Conversando com o Luís no telefone, ele começa a falar do começo do namoro. De alguns emails que a gente se escrevia, de coisas que eu tinha escrito. Não lembraria nada disso sozinha, se não fosse ele insistir e sair procurando esses emails, que não devem mais estar comigo, mas perdidos em algum hd que eu não uso mais, assim como alguns trabalhos da faculdade, da mesma época do começo do namoro, em 2003.

desenho_rapido

Ele me mandou esse desenho que eu fiz. Era uns dos que eu fazia naquele tempo. Parece um clima meio Retalhos, que o Luís também terminou de ler dias atrás.

Alguns dos sonhos de hoje:

* O Gustavo não se chamava Gustavo. O nome verdadeiro, dos documentos, era Gott. O pai dele queria dar um nome bem alemão. No sonho não vimos isso, mas ao acordar fui atrás da palavra Gott e vi que signitica Deus em alemão.

* O ortodontista tinha mudado de método e de consultório. Ele tirava as borrachas do meu aparelho muito rapidamente, como se fosse um acrobata ou como um vampiro — haha será coisa que veio de eu ter assistido Crepúsculo ontem na tevê?

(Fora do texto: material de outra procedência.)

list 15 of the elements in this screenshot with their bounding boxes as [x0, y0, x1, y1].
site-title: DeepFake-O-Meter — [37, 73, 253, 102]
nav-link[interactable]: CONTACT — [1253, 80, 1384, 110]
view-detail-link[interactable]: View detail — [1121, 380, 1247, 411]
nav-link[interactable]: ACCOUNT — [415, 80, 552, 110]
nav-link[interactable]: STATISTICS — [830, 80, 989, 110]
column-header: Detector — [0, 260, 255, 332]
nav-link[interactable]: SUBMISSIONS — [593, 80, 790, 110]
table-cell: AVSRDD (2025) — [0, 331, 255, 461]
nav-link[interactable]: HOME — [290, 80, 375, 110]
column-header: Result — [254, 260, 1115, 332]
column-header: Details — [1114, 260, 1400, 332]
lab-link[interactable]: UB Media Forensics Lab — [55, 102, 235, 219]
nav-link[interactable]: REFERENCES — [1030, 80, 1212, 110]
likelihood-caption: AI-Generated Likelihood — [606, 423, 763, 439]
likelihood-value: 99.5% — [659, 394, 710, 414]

* Uns alunos largaram na sala de aula uns livros, me senti responsável em devolvê-los à biblioteca de onde eles tinham tirado. Ficava num centro cultural criacionista, o nome terminava em ista e tinha algo de religioso. Fica criacionista. Como várias ordens religiosas de diversas origens, essa ficava na Liberdade. Era um imenso ex-hospital, com alas numeradas, tipo 2SB-11H, a gente tinha que andar por alas enormes, onde ficavam aparelhos de tevê, lanchonetes, espaços para aulas, a biblioteca era grande e tinha livros que estavam fora de ordem. Tinha algumas histórias em quadrinhos do Astérix. Por Tutatis !

FOMOS VIAJAR

para São Petersburgo, minha vó, minha mãe, minha irmã e eu.

Destino insólito para elas. Pegamos um trem para chegar na cidade. Antes, como fomos parar lá, ou por que, não sei. A paisagem quebrava minhas expectativas, achava que tudo seria muito plano, mas as montanhas eram muitas. Eu via coisas que elas não viam, muitas casinhas que se acumulavam, coloridíssimas, nas montanhas.

Algo como os morros cariocas, mas com um toque de Michel Gondry (ontem vi A natureza quase humana, com certeza é por isso).

nada novo ou difícil de perceber: as semelhanças visuais de Human behaviour e Human nature

Descemos do trem e podíamos ver melhor essas montanhas que se estendiam à nossa frente, em toda parte. As casinhas eram como caixas de fósforo.

Passeamos, deu fome justo quando a gente avistou do outro lado do rio o museu Hermitage. Mas não era o Hermitage, era uma mistura da ópera de Sidney com o museu d’Orsay de Paris – ou o Grand Palais…

Mas antes de entrar no museu a gente precisava comer. E aí veio a questão de não saber falar russo. Eu pensei: vou ter que servir de intérprete para todas elas! Minha mãe disse que ia tentar falar português. Chegamos num mini-mercado e não é que lá as pessoas falavam português? Uma moça que colocava os preços só não queria dar na cara que era brasileira que tinha emigrado para a Rússia.